This Fall, we’ll use a number of digital tools to work. The big ones are CUNY Academic Commons, Hypothes.is, and Zoom.

CUNY Academic Commons

The Commons is one tool we will use a lot. You’ll use your CCNY email address to join the Commons. The instructions for how to join the Commons are here. Within the Commons, there’s our class blog (this is it). That blog is on our course site (the overall site you’re on now and every link in the menu above.) You’ll use the Commons as creators, too, designing your own four-page portfolios over the course of the semester.

What is the Commons blog?

Our blog is a place where the reading and writing work of the semester will get done. When we think and talk about the “world as a text,” this is where the words get processed. I’ll do most of this processing at first; you’ll do much of it by the end. I’ll invite you to the class group via your City College emails. Once you join the class site and class group, you should all have the ability to leave comments. We’ll test this out as early as our first week. As your instructor, I should have the means to leave public and private comments. Both will have their purposes as we produce informal writing.

What is the Commons group?

The ongoing link for the Commons group is here. You should receive an email inviting you to join it in your Lehman email. The instructions for how to join our Commons group are here. Readings and files and discussion threads are all possible uses for this. I’m still learning how to use this feature so we’ll see what works.

What is Hypothes.is?

Hypothesis is a social reading plug-in.
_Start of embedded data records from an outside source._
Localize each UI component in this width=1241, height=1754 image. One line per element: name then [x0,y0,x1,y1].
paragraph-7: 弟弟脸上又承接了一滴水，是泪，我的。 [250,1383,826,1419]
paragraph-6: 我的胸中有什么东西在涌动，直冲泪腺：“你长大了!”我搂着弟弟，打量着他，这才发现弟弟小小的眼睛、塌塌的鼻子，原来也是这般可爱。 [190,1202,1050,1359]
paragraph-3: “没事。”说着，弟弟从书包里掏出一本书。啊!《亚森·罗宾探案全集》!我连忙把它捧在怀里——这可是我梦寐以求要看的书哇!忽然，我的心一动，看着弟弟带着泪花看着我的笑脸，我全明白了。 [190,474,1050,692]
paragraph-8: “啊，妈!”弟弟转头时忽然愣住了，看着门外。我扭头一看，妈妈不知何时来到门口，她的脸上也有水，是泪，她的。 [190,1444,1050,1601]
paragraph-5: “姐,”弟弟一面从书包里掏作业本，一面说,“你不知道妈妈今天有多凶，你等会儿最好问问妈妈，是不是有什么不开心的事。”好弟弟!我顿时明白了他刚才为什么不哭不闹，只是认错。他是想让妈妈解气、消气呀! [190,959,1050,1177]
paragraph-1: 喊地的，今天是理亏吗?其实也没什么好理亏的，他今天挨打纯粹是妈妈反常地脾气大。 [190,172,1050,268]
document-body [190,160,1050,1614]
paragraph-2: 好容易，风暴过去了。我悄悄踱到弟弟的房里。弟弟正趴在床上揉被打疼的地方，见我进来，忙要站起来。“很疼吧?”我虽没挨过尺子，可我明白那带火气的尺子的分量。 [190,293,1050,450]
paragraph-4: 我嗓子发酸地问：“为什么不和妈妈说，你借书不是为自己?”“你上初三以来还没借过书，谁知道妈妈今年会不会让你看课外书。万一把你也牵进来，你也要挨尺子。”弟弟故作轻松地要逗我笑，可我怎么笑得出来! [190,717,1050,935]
You might think of it as a cross between Comments on Google Docs and the notes you take in your psychology textbook. We’ll use this to discuss a variety of readings as a group, including some of the writing you do yourselves. You can also make private notes using Hypothes.is. It works best on Chrome. The link to join the Hypothes.is group is here.

“But I hate technology.”

This is, of course, a writing class and not a technology class. While our major assignments, exploratory exercises, disciplinary writing experiments, and other informal classwork will certainly develop some of your digital literacy skills, the main goal of that work ahead of us is to nurture your capacity as a reader, writer, researcher, and active, accountable, engaged member of this academic community.